Biden envoy told Brazil's Bolsonaro important not to undermine elections - source

Bolsonaro

BRASILIA, Aug 8 (Reuters) - When U.S. National Security Advisor Jake Sullivan visited Brazil's far-right President Jair Bolsonaro on Thursday, he brought a message from Washington: Don't mess around with elections.

A source familiar with the matter confirmed to Reuters that the Biden administration raised concerns over Bolsonaro's unfounded claims of fraud in Brazil's all-electronic voting system and his threat not to accept the results of next year's election if the system is not changed.

The nature of the message delivered by Sullivan was first reported in the Folha de S.Paulo newspaper on Saturday. It quoted a U.S. official saying Sullivan stressed the importance of not undermining confidence in Brazil's electoral process, especially given no evidence of fraud in previous elections has been presented.

Bolsonaro has railed for weeks against the electronic machines used in Brazil and pushed for the adoption of printed receipts that can be counted if any election result is disputed. He has provided no evidence of past fraud or current vulnerabilities. The president has vociferously attacked a Supreme Court justice for publicly doubting his unfounded claims and for saying the system could be audited.

Critics fear Bolsonaro, like his ally former U.S. President Donald Trump, is sowing doubts in case he loses next year's election.

With his popularity falling amid the world's second-highest COVID-19 death toll, opinion polls show Bolsonaro trails former leftist President Luiz Inacio Lula da Silva, though neither has officially announced their candidacy.

Sullivan's delegation conveyed U.S. confidence in the ability of Brazilian institutions to hold fair and free elections in 2022, the U.S. embassy said in a statement, without giving details.

Sullivan also met with Defense Minister Walter Braga Netto and the Presidential Security Adviser Augusto Heleno, both retired army generals and close aides to Bolsonaro.

Amid a worsening crisis, Bolsonaro has ignored calls - even from some of his own allies - to drop his feud with the Supreme Court.
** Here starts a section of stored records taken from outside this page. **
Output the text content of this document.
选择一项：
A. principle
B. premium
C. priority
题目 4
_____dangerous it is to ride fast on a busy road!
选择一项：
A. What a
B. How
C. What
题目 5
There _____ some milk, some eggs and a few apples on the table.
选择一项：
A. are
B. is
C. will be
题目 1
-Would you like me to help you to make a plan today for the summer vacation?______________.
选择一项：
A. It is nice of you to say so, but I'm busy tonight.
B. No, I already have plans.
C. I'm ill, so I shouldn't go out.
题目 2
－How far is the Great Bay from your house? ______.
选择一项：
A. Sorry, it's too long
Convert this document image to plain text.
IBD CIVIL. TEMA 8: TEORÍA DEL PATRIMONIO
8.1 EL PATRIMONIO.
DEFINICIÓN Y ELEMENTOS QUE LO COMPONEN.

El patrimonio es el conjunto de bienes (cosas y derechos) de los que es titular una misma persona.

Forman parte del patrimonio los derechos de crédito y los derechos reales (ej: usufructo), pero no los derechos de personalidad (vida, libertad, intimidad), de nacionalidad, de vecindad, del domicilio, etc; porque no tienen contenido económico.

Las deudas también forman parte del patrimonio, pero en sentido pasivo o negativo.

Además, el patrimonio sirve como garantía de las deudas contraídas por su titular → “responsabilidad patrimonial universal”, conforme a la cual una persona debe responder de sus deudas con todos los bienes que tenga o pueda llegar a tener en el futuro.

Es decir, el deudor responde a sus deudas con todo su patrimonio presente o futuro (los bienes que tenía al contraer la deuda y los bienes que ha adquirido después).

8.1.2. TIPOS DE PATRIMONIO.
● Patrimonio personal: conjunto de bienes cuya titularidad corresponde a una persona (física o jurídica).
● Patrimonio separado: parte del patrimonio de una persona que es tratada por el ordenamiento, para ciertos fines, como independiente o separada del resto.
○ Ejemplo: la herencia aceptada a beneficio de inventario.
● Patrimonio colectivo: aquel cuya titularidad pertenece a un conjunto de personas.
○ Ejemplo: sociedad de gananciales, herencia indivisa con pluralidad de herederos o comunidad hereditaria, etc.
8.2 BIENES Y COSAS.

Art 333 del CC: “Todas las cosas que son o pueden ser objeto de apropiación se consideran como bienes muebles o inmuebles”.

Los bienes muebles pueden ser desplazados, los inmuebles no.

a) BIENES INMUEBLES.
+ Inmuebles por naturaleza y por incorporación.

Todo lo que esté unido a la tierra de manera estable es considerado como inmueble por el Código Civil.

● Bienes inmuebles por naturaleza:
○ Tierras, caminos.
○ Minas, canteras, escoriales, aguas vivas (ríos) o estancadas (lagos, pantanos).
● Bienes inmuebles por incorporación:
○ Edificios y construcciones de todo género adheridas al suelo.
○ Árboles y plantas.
On Friday, he called one of its justices a "son of a whore" amid rising tensions over his insistence that the machines are vulnerable to fraud.

That came one day after a congressional committee voted to shelve a constitutional amendment that would have adopted the hybrid voting system sought by Bolsonaro where machines print a receipt that could be re-counted.

The amendment will be put to the vote in the lower house plenary this coming week but is not expected to muster the three-fifth votes needed to pass.